La philosophie de la LPM est de tourner l’outil industriel vers l’économie de guerre.  Sébastien Lecornu, ministre des Armées, abonde dans ce sens : « Je présenterai dans ce projet de loi des mesures de réquisition pour, en cas de besoin, prioriser la production pour nos armées. Dans un environnement dégradé, si l’armée française devait être engagée, le ministre des Armées aura la possibilité de demander aux industriels de d’abord produire pour nous avant de produire pour des éventuels clients à l’export ou pour des clients civils. »

Cependant, ce n’est pas propre à la France ; en effet, en novembre dernier, le Conseil de l’Europe a décidé d’une « mesure d’assistance d’une durée de 24 mois et s’ajoute aux contributions successives octroyées par l’UE en faveur de l’Ukraine au titre de la FEP (Facilité européenne de paix, sic !), qui s’élèvent désormais à plus de 3,1 milliards d’euros ».

Et le ministre Lecornu de se féliciter : « La question de l’approvisionnement en munitions n’est pas une mode médiatique (…) mais un enjeu majeur qui s’impose à nous. Que l’Union européenne s’en empare, c’est une bonne nouvelle. Elle porte à son tour cette “économie de guerre”. (Les Echos, 30 mars).

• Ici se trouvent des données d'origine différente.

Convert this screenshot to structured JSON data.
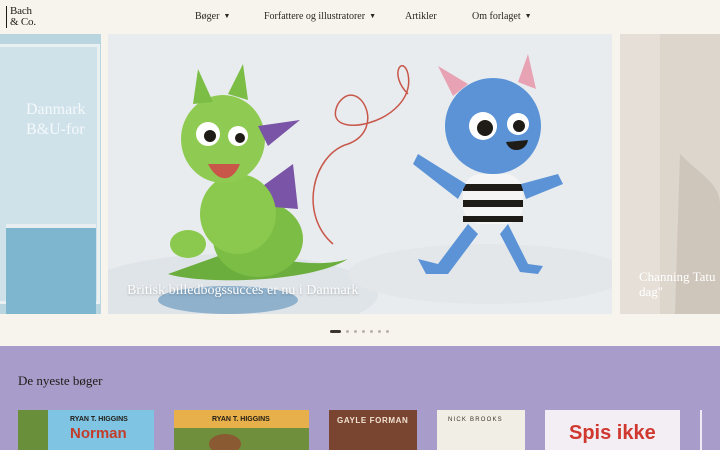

Encore une fois, l’économie de guerre n’a pas pour but de rester, pour le gouvernement français, l’arme au pied. Déjà, en octobre 2021, avant le déclenchement de la guerre en Ukraine, le général Thierry Burkhard, chef d’état-major des armées françaises (Cema) indiquait cette orientation : « Les forces armées françaises doivent être prêtes à l’affrontement, mais sans le rechercher. » Aujourd’hui, le gouvernement français est clairement cobelligérant d’un conflit dont nul ne sait comment il évoluera dans le temps comme dans l’espace.

David GOZLAN

Le budget militaire français aura plus que doublé en treize ans La loi de programmation militaire 2024-2030 est en augmentation de 30 % par rapport à la précédente (2017-2023), qui avait déjà vu les crédits militaires augmenter d’une année sur l’autre. « Le budget des Armées en 2017 était de 32 milliards d’euros. Nous proposons de le porter à 69 milliards en 2030, soit plus du double ! », se félicite le ministre Sébastien Lecornu (Le Parisien, 2 avril).